I reached across the table and gave Tristan’s hand a squeeze.
“So, what looks good,” Tristan said.
“What doesn’t?”
Our waiter arrived, took our drink orders, and departed.
“So, what are you thinking about ordering?” Tristan asked.
“I’m thinking the grilled salmon with fettuccine—rich tomato-basil cream with grilled fresh salmon, pine nuts, olives, onion, Romano cheese, chives, garlic, and basil.”
“That does sound good, but I’m leaning toward the Caesar’s salad with grilled chicken breast,” Tristan said. “Crisp romaine, freshly grated parmesan and croutons tossed with our classic Caesar dressing.”
“I’d wonder if just a salad is enough, but I’ve seen the salads here,” I said.
“I planned ahead and didn’t eat lunch so I’d have a shot at finishing it.”

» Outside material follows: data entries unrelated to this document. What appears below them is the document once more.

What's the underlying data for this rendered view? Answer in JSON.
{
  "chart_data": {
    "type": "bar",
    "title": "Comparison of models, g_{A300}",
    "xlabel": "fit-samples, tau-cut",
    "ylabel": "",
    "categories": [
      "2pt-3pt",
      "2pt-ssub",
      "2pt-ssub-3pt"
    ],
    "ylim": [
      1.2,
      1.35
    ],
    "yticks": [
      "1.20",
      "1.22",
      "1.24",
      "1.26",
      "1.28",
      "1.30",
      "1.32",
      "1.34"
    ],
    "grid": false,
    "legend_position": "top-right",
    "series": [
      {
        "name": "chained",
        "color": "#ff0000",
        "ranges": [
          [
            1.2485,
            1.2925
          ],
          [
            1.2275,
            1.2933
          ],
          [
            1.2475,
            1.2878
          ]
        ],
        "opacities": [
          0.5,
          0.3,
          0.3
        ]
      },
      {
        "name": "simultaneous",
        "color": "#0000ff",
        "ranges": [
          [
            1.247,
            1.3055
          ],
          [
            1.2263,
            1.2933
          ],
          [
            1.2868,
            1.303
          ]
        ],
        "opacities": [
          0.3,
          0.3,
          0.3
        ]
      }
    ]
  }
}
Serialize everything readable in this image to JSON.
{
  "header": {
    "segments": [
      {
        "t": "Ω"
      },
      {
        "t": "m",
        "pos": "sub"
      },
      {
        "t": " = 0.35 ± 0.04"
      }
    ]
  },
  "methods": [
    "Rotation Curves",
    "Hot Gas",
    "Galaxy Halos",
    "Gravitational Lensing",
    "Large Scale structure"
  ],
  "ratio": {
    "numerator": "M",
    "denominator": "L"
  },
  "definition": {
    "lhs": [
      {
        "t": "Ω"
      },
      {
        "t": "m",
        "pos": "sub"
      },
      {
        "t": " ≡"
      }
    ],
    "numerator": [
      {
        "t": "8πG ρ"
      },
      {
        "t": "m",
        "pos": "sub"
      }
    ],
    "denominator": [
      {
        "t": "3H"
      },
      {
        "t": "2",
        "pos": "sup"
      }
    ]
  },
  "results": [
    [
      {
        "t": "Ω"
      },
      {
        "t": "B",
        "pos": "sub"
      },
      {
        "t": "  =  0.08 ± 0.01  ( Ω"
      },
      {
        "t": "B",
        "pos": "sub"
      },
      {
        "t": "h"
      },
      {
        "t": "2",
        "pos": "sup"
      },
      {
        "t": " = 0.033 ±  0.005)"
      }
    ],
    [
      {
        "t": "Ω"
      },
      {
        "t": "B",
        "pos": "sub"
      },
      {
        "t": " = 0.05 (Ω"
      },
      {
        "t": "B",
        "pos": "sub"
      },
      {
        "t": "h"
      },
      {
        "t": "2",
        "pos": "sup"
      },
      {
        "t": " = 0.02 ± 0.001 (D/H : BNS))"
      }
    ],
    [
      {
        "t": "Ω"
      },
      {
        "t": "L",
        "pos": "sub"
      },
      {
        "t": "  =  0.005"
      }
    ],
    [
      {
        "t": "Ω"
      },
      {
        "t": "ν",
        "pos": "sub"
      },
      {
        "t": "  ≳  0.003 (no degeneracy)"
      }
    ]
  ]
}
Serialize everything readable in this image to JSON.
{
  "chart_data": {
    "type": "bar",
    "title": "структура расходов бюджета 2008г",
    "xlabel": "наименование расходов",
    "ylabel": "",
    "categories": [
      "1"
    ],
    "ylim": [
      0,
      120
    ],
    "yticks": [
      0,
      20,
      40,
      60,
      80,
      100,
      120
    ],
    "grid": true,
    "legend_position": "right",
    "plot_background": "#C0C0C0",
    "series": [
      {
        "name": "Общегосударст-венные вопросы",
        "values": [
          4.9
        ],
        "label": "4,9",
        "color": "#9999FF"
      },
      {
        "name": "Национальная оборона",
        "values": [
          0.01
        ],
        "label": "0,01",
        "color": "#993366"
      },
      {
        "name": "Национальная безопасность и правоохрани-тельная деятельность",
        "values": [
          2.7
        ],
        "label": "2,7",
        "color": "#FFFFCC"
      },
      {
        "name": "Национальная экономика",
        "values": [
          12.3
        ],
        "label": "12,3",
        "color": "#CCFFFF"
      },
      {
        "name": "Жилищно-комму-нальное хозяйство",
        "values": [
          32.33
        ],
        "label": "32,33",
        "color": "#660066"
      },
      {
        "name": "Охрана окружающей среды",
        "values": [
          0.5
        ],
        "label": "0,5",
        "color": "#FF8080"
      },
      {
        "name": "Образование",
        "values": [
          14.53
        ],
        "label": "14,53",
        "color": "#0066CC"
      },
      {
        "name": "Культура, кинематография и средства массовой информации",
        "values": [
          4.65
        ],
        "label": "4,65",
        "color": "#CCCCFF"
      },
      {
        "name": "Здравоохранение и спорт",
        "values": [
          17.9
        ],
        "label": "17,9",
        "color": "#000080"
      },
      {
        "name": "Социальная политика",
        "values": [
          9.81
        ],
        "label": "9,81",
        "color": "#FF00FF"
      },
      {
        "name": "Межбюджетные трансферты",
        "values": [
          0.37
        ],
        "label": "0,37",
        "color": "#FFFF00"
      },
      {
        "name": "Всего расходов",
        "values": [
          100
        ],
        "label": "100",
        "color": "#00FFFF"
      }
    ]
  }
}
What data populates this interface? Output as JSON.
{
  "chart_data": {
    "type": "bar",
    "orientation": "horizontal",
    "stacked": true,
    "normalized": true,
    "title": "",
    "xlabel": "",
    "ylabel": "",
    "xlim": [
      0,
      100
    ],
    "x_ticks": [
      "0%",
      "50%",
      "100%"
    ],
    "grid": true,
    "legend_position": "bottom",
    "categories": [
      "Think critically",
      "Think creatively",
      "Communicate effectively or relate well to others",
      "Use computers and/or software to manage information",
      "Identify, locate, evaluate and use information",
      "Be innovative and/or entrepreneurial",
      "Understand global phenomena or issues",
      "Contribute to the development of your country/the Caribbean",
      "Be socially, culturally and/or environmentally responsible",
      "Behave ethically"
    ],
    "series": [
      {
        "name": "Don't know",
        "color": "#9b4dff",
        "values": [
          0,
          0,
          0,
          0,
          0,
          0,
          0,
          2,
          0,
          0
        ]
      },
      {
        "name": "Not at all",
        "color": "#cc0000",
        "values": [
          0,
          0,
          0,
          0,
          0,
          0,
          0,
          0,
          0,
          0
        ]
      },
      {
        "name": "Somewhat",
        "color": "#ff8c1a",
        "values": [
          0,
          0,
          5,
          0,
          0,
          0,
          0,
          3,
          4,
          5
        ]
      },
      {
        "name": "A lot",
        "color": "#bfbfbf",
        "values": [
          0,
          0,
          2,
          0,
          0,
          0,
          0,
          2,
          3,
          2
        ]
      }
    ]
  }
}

“I’m sure I’ll be taking part of my supper home.”
“School is going to be over in a month, can you believe it?” Tristan asked.
“I can’t wait. I like school, but juggling school and work gets to be a little much. I plan on putting in more hours this summer, but I’ll still have more free time than now.”
“I’m going to miss everyone.”
“You’ll still see everyone this summer. We all hang out.”
“True, but it won’t be the same as seeing everyone daily.”
“I hope you and I can spend a lot of time together,” I said.
“Me, too, but I’ll also need time to myself.”
“Absolutely. I need alone time, too, and it’s hard to get when Tim is around so much. Don’t worry. I know I’ve been your stalker, but I’m not the clingy type. I want to do my own thing, too.”
“I wouldn’t say you’ve been stalking me. Close, but not quite.”
Tristan grinned, and my heart soared. Yeah, yeah, I know. How sappy, right? I don’t care!